Deep ensemble learning with non-equivalent costs of fault severities for rolling bearing diagnostics

Abstract

Effective fault diagnostics on rolling bearings is vital to ensuring safe and reliable operations of industrial equipment. In recent years, enabled by Machine Learning (ML) algorithms, data-based fault diagnostics approaches have been steadily developed as promising solutions to support industries. However, each ML algorithm exhibits some shortcomings limiting its applicability in practice. To tackle this issue, in this paper, Deep Learning (DL) and Ensemble Learning (EL) algorithms are integrated as a novel Deep Ensemble Learning (DEL) approach.
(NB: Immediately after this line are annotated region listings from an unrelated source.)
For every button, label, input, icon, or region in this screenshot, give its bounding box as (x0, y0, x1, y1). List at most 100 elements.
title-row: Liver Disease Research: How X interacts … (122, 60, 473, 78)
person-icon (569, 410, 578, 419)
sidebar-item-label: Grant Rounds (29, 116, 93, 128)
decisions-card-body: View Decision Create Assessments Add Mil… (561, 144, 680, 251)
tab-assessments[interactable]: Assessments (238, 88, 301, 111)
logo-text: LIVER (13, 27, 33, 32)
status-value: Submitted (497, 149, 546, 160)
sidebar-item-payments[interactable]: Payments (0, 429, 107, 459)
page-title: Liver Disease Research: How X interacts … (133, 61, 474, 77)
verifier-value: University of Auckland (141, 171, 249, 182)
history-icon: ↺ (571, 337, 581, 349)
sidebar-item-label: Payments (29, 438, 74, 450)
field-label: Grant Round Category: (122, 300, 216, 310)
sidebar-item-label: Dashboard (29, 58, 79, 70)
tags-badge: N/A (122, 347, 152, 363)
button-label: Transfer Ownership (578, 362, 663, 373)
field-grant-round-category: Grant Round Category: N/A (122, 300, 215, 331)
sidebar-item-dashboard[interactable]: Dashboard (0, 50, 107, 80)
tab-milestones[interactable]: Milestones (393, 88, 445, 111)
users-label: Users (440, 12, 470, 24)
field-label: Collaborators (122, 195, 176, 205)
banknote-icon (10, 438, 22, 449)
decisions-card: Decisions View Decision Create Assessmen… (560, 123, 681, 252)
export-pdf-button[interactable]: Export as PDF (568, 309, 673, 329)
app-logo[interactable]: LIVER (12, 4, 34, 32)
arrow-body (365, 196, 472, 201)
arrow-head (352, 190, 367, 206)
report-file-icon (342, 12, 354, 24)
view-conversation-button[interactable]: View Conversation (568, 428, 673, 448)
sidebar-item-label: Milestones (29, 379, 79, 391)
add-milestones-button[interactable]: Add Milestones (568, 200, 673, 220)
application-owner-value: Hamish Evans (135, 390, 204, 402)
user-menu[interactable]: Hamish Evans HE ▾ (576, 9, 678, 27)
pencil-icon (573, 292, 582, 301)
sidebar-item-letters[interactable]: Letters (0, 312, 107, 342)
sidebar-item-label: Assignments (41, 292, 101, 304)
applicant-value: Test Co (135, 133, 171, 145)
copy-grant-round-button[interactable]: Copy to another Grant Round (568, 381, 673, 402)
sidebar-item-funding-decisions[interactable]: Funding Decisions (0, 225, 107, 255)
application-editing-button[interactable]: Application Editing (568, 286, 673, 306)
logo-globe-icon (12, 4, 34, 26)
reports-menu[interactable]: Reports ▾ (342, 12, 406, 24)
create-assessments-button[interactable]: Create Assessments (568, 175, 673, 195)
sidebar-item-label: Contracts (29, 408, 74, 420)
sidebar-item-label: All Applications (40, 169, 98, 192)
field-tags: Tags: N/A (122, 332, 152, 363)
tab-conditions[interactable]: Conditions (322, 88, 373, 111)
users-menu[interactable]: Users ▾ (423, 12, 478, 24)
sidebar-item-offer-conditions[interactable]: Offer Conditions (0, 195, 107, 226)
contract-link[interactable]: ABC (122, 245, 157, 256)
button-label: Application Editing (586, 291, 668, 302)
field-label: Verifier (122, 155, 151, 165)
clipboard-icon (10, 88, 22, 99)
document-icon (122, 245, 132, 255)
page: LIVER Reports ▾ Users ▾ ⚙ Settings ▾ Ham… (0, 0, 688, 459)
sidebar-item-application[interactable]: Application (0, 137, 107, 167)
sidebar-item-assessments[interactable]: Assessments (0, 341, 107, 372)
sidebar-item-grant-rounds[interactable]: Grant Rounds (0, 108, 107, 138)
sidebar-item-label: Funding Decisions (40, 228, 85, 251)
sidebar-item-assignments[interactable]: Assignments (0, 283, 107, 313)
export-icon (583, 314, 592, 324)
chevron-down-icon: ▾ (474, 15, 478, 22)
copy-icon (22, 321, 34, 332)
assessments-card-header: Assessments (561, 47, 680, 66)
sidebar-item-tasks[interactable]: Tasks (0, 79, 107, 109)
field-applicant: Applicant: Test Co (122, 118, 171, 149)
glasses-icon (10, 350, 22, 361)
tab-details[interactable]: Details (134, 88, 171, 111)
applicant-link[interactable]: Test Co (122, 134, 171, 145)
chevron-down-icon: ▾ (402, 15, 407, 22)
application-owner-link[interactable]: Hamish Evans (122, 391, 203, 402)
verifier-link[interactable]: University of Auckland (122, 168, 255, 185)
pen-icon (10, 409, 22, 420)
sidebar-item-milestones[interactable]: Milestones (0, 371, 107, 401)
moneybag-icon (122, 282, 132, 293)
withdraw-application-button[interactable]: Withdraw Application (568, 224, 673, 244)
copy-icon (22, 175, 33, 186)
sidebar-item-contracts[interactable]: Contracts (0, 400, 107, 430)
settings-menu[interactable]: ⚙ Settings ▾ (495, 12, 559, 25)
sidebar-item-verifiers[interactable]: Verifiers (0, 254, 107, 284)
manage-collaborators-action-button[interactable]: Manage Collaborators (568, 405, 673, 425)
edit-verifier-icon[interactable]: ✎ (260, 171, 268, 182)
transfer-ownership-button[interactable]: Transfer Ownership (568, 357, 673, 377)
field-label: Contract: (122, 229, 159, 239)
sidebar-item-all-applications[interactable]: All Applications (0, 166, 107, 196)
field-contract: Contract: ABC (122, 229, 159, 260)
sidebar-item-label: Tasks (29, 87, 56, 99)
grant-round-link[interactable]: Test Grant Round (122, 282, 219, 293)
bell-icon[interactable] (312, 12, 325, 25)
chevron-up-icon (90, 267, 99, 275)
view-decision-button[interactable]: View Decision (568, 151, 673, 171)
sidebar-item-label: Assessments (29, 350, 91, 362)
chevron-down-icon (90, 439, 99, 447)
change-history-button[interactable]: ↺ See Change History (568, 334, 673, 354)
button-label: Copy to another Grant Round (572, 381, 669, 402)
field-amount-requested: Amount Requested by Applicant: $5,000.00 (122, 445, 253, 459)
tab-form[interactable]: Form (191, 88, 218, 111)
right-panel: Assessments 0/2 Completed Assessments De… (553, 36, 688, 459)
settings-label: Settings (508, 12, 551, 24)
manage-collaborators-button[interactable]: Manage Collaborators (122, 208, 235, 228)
In the DEL approach, the training requirements for the DL algorithm are alleviated, and the accuracy for fault condition classifications is enhanced by the EL algorithm. The DEL approach is comprised of the following critical steps: (i) Convolutional Neural Networks (CNNs) are constructed to pre-process vibration signals of rolling bearings to extract fault-related preliminary features efficiently; (ii) decision trees are designed to optimise the extracted features by quantifying their importance contributing to the faults of rolling bearings; (iii) the EL algorithm, which is enabled by a Gradient Boosting Decision Tree (GBDT) algorithm and a Non-equivalent Cost Logistic Regression (NCLR) algorithm, is developed for fault condition classifications with optimised non-equivalent costs assigned to different fault severities. Case studies demonstrate that the DEL approach is superior to some other comparative ML approaches. The industrial applicability of the DEL approach is showcased via the case studies and analyses.